The strong current of the Gulf Stream has been a subject of study from the early days of European settlement in North American. It was then and remains today a major influence on navigation. Benjamin Franklin was the first to map this current, but at that time there was little known of its contribution to weather. Apart from local impacts climate, warm waters of the Gulf Stream drive thunderstorms, hurricanes and help spawn dangerous nor’easters in winter months.
Because water loses heat at a slow rate than air, it responds less to day and night temperature cycles. This allows thunderstorm environments to be sustained for longer periods over the Gulf Stream. Rising warm air provides energy for storms and draws surrounding air in to reinforce the process.
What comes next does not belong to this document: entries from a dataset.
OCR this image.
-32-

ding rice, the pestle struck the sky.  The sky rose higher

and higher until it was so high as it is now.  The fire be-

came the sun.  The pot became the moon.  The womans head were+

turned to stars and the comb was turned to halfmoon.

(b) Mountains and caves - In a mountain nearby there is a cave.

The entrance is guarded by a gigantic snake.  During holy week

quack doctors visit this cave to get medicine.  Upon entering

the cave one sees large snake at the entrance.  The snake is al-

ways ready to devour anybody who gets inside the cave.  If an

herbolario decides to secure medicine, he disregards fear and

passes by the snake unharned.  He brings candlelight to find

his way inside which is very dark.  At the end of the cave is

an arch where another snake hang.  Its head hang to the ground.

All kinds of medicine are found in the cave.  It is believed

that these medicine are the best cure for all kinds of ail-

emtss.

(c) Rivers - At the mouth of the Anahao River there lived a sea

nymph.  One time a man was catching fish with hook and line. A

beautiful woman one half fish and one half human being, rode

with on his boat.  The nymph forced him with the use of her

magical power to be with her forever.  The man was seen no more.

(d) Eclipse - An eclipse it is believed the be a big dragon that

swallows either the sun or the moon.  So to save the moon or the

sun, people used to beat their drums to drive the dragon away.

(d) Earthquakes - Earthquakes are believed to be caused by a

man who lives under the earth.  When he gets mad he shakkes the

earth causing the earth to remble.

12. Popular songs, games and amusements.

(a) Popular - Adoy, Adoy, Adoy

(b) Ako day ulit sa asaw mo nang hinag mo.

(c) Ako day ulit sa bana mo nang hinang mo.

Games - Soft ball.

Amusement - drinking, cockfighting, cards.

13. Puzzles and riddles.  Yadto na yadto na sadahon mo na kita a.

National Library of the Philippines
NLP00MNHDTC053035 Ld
It’s for this reason that lightning over southeastern states is less pronounced than over the ocean as illustrated by the maps of lightning frequency below. This maximum persists year-round.
For hurricanes, the Gulf Stream is like a paved road. Steer off it, and chances of reaching your destination drop dramatically. Hurricanes often take paths that loosely follow the curvature of Gulf Stream due to the steering force of Bermuda High. This semi-permanent high pressure system is the same steering force responsible for the Gulf Stream itself, so this is no coincidence. When hurricanes travel this “road”, it allows them to reach much higher latitudes than they could reach otherwise.
Nor’easters are a great example of how temperature differences invigorate storm systems. This relates back to waters ability to retain heat. When an outbreak of cold spreads over the eastern U.S., it interacts with air warmed by the Gulf of Mexico and Gulf Stream. As these air masses collide, conditions become increasingly favorable for low pressure to strengthen rapid off the U.S. coast. When storms develop in these conditions and track along the coast, they batter New England states with high winds and heavy snow.